Al girar su rostro hasta la puerta de la imponente edificación, se dio cuenta de toda la injusticia que había en su ciudad hacia las mujeres. Alrededor de cincuenta jóvenes se encontraban alrededor de la entrada con pequeñas antorchas en sus manos, mirando directamente hacia el carruaje. Seguramente eran conscientes de que tenían otra compañera, una nueva condenada. Tragó grueso y siguió su camino al castillo escoltada por la mirada inquisidora de Sasori que la seguía con dos pasos de retraso.
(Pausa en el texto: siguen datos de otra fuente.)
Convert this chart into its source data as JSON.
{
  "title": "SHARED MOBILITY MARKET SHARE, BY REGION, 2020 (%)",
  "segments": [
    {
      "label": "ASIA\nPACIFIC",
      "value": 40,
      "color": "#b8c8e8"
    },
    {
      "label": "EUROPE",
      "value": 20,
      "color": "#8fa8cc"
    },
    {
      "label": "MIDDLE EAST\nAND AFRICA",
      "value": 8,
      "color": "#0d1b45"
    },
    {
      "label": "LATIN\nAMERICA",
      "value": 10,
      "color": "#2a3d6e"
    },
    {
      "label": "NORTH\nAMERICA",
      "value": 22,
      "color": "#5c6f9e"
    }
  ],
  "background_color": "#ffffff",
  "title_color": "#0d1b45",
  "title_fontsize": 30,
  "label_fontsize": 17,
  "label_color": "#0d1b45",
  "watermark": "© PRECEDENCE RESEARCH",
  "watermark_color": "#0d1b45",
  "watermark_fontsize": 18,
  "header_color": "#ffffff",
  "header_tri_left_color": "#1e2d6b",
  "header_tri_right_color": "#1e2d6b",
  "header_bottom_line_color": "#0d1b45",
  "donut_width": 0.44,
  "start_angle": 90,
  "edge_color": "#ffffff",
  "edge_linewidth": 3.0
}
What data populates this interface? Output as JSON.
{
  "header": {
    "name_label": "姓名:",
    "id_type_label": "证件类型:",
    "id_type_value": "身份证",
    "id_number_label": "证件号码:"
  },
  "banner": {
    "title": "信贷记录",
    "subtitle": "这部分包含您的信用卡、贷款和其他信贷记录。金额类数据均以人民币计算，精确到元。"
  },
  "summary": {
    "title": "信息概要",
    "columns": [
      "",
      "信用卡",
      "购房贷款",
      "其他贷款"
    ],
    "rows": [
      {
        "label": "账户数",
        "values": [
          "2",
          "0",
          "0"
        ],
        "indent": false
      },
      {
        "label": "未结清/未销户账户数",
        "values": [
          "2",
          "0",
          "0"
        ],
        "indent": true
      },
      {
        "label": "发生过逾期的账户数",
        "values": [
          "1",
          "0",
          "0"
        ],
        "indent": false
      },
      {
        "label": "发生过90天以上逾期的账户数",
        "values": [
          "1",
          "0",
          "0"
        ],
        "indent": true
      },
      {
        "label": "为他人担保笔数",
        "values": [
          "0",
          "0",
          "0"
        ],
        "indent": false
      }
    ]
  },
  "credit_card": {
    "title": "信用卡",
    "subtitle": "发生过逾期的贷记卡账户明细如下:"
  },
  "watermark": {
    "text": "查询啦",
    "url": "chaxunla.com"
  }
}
— Buena noche. Lady Sakura — saludó de mala gana una pelirroja de ojos bastante rasgados y rojos en cuanto llegó a la gran entrada iluminada por las flamas, mientras inclinaba la cabeza hacia ella muy cínicamente —. Sígame por favor — concluyó dejando a la aturdida muchacha muchos pasos atrás.

— Será mejor que caminéis, o el emperador se desquitará conmigo — le susurró el muchacho pelirrojo al oído a la vez que pasaba una de sus manos por la cintura de ella muy delicada y discretamente. Sakura se sonrojó.

— Bien — respondió extrañamente aliviada.

Tener a Sasori cerca era un precipicio para salir de sus problemas, su sosegada voz la tranquilizaba. Luego, lo dejó muy atrás. Tenía que ser fuerte y soportar.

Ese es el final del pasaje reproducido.